Kortyzol to hormon, który produkowany jest przez nadnercza w odpowiedzi na różnego rodzaju bodźce stresowe. Jest to hormon o działaniu plejotropowym i jego działanie może być także korzystne dla organizmu oraz w kontekście budowania masy mięśniowej. Jednak „dobra“ twarz kortyzolu występuje wtedy gdy wzrosty jego stężenia są chwilowe, w odpowiedzi na bodziec a nie spowodowane przewlekłym stymulantem. Nadmierna aktywność kortyzolu jest jednak zjawiskiem wyjątkowo niepożądanym, jego konsekwencje obejmują bowiem szereg niekorzystnych zjawisk, wśród których oprócz wzrostu ciśnienia tętniczego i zwiększonej podatności na infekcje wymienić można również nasilony katabolizm białek mięśniowych i problem ze spalaniem tłuszczu zapasowego.

  1. Zmniejszają produkcję testosteronu

Zbyt drastyczna redukcja kalorii odbija się także na produkcji testosteronu.

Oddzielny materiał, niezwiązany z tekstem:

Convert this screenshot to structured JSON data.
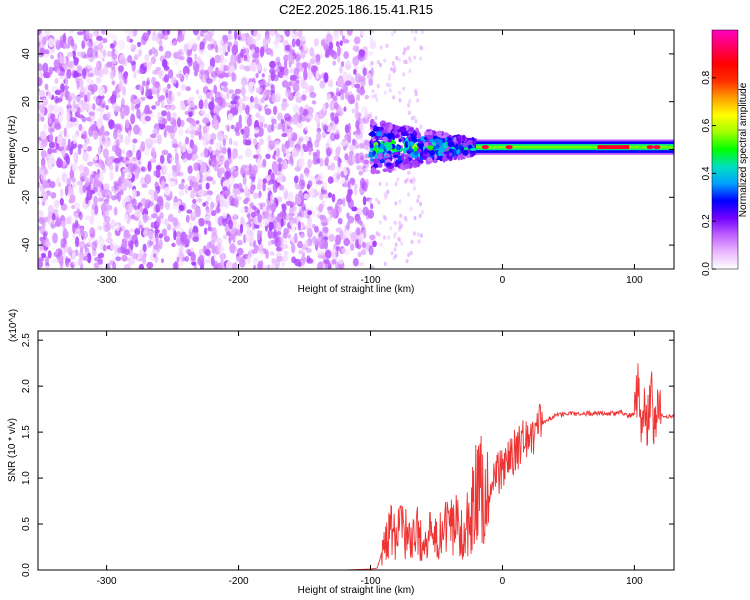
{
  "figure": {
    "title": "C2E2.2025.186.15.41.R15"
  },
  "chart_data": [
    {
      "type": "heatmap",
      "title": "C2E2.2025.186.15.41.R15",
      "xlabel": "Height of straight line (km)",
      "ylabel": "Frequency (Hz)",
      "xlim": [
        -352,
        130
      ],
      "ylim": [
        -50,
        50
      ],
      "x_ticks": [
        -300,
        -200,
        -100,
        0,
        100
      ],
      "y_ticks": [
        -40,
        -20,
        0,
        20,
        40
      ],
      "grid": false,
      "colorbar": {
        "label": "Normalized spectral amplitude",
        "range": [
          0,
          1
        ],
        "ticks": [
          "0.0",
          "0.2",
          "0.4",
          "0.6",
          "0.8"
        ],
        "colors": [
          "#ffffff",
          "#e8b8ff",
          "#c060ff",
          "#7000ff",
          "#0000ff",
          "#00a0ff",
          "#00e0c0",
          "#00ff00",
          "#a0ff00",
          "#ffff00",
          "#ffa000",
          "#ff3000",
          "#ff0000",
          "#ff0060",
          "#ff00c0"
        ]
      },
      "regions": [
        {
          "name": "noise",
          "x_range": [
            -352,
            -100
          ],
          "freq_range": [
            -50,
            50
          ],
          "max_amplitude": 0.15
        },
        {
          "name": "transition",
          "x_range": [
            -100,
            -20
          ],
          "freq_range": [
            -8,
            8
          ],
          "max_amplitude": 0.6
        },
        {
          "name": "tone",
          "x_range": [
            -20,
            130
          ],
          "center_freq": 1,
          "amplitude": 0.45,
          "peaks": [
            -13,
            5,
            75,
            93,
            112,
            117
          ]
        }
      ]
    },
    {
      "type": "line",
      "title": "",
      "xlabel": "Height of straight line (km)",
      "ylabel": "SNR (10 * v/v)",
      "y_multiplier": "(x10^4)",
      "xlim": [
        -352,
        130
      ],
      "ylim": [
        0,
        2.6
      ],
      "x_ticks": [
        -300,
        -200,
        -100,
        0,
        100
      ],
      "y_ticks": [
        0.0,
        0.5,
        1.0,
        1.5,
        2.0,
        2.5
      ],
      "y_tick_labels": [
        "0.0",
        "0.5",
        "1.0",
        "1.5",
        "2.0",
        "2.5"
      ],
      "grid": false,
      "series": [
        {
          "color": "#ee3333",
          "x": [
            -352,
            -120,
            -100,
            -95,
            -90,
            -85,
            -80,
            -75,
            -70,
            -65,
            -60,
            -55,
            -50,
            -45,
            -40,
            -35,
            -30,
            -25,
            -20,
            -15,
            -10,
            -5,
            0,
            10,
            20,
            30,
            40,
            50,
            60,
            70,
            80,
            90,
            95,
            100,
            103,
            105,
            108,
            110,
            113,
            115,
            118,
            120,
            125,
            130
          ],
          "y": [
            0.0,
            0.0,
            0.01,
            0.02,
            0.25,
            0.45,
            0.4,
            0.5,
            0.35,
            0.45,
            0.3,
            0.4,
            0.35,
            0.45,
            0.5,
            0.55,
            0.45,
            0.6,
            0.9,
            1.0,
            0.85,
            1.05,
            1.1,
            1.3,
            1.45,
            1.6,
            1.68,
            1.7,
            1.7,
            1.71,
            1.7,
            1.71,
            1.68,
            1.7,
            2.1,
            1.5,
            1.8,
            1.6,
            1.9,
            1.55,
            1.75,
            1.68,
            1.67,
            1.67
          ]
        }
      ]
    }
  ]
}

Tu sytuacja jest bardzo podobna do spadku żeńskich hormonów płciowych i ma podłoże ewolucyjne. Organizm bowiem, w sytuacji gry brakuje pożywienia, blokuje się przed wydawaniem potomstwa. Badania wykazały, że umiarkowana redukcja kalorii (poniżej 20% podstawowego zapotrzebowania energetycznego) nie rzutuje negatywnie na produkcję testosteronu. Znaczny spadek poziomu tego hormonu pojawia się dopiero w momencie drastycznego obcięcia kaloryczności diety.

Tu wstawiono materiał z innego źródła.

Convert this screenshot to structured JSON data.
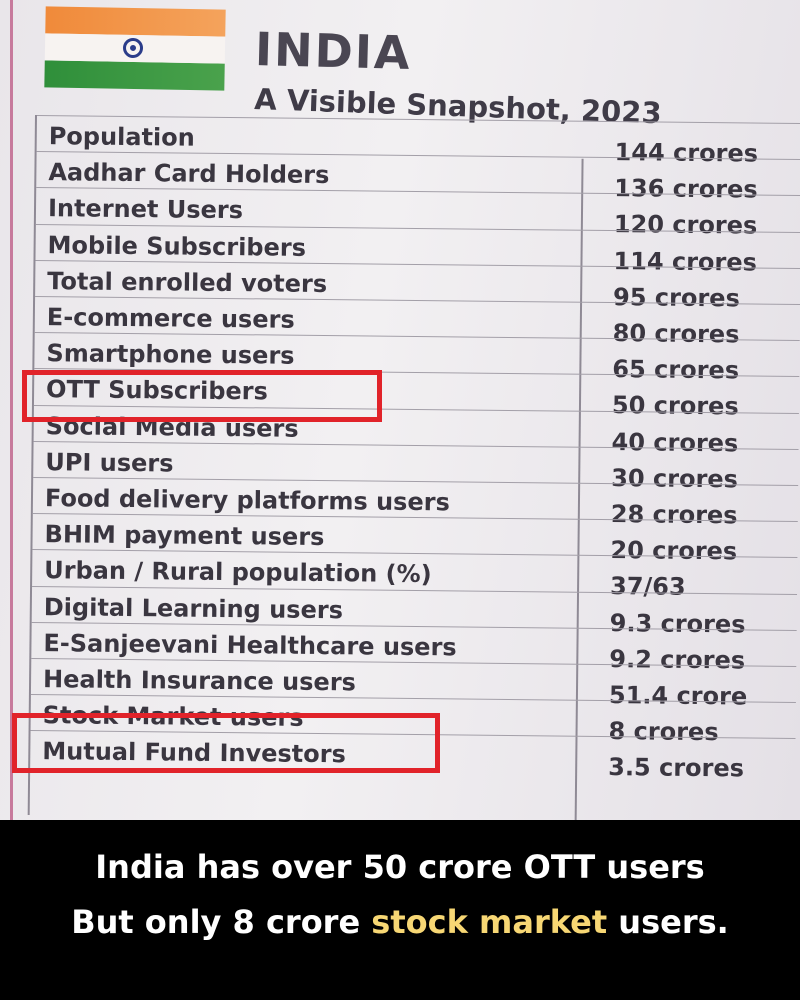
{
  "header": {
    "title": "INDIA",
    "subtitle": "A Visible Snapshot, 2023"
  },
  "table": {
    "rows": [
      {
        "label": "Population",
        "value": "144 crores"
      },
      {
        "label": "Aadhar Card Holders",
        "value": "136 crores"
      },
      {
        "label": "Internet Users",
        "value": "120 crores"
      },
      {
        "label": "Mobile Subscribers",
        "value": "114 crores"
      },
      {
        "label": "Total enrolled voters",
        "value": "95 crores"
      },
      {
        "label": "E-commerce users",
        "value": "80 crores"
      },
      {
        "label": "Smartphone users",
        "value": "65 crores"
      },
      {
        "label": "OTT Subscribers",
        "value": "50 crores"
      },
      {
        "label": "Social Media users",
        "value": "40 crores"
      },
      {
        "label": "UPI users",
        "value": "30 crores"
      },
      {
        "label": "Food delivery platforms users",
        "value": "28 crores"
      },
      {
        "label": "BHIM payment users",
        "value": "20 crores"
      },
      {
        "label": "Urban / Rural population (%)",
        "value": "37/63"
      },
      {
        "label": "Digital Learning users",
        "value": "9.3 crores"
      },
      {
        "label": "E-Sanjeevani Healthcare users",
        "value": "9.2 crores"
      },
      {
        "label": "Health Insurance users",
        "value": "51.4 crore"
      },
      {
        "label": "Stock Market users",
        "value": "8 crores"
      },
      {
        "label": "Mutual Fund Investors",
        "value": "3.5 crores"
      }
    ]
  },
  "caption": {
    "line1": "India has over 50 crore OTT users",
    "line2_prefix": "But only 8 crore ",
    "line2_highlight": "stock market",
    "line2_suffix": " users."
  },
  "colors": {
    "highlight_box": "#e1232a",
    "caption_accent": "#f7d774"
  }
}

  1. Mogą zwiększać prawdopodobieństwo ponownego tycia

W większości przypadków podjęcie diety skutkuje początkowym chudnięciem, z biegiem czasu jednak proces ten jest coraz wolniejszy a głód coraz wyraźniejszy. konsekwencji wiele ludzi się poddaje i kończy swoje zmagania zdwojonym bilansem kalorycznym (a często napadem obżarstwa). Organizm, który w długim czasie był w stanie deficytu energetycznego szybciej odzyskuje utracone kilogramy co zwykle kończy się zwiększeniem wyjściowej masy ciała. Sytuacją niezwykle częstą jest cykliczne stosowanie diet, które skutkują naprzemiennymi wzrostami i spadkami masy ciała. Wszystkie te elementy mają ogromny wpływ na spowolnienie metabolizmu co w następstwie skutkuje wzrostem masy ciała nawet pomimo ograniczenia jedzenia.

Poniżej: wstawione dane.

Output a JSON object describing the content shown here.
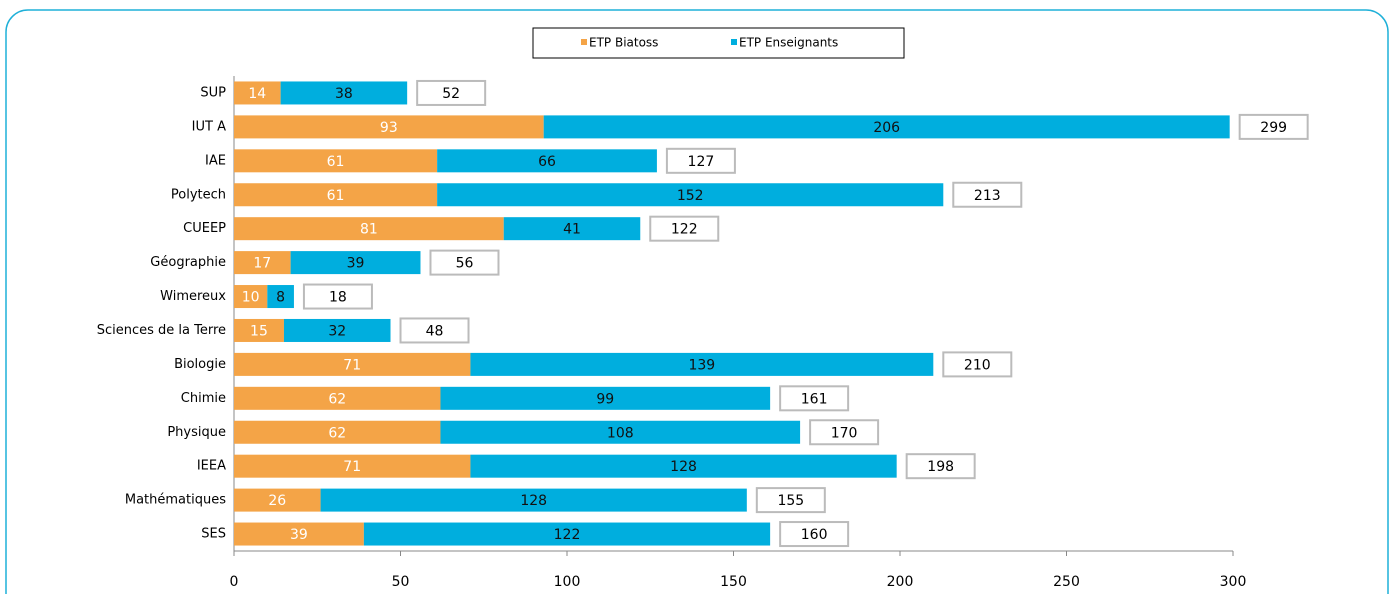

Każda nowa dieta o jakiej się dowiadujemy brzmi w magiczny „wreszcie-mi-się-uda“ sposób. Ma to sprawić byśmy problemów z nadwagą szukali w kolejnych nietolerancjach i nieprzestrzeganych restrykcjach a nie w codziennych, prostych i utartych błędach żywieniowych. Remedium na ciągłe zmagania z niedziałającymi dietami jest zastąpienie ich nowymi NAWYKAMI żywieniowymi. Sposobem na życie a nie dietą, który będzie do nas dopasowany, będzie nam smakował, odżywiał nasz organizm i dawał siłę do działania.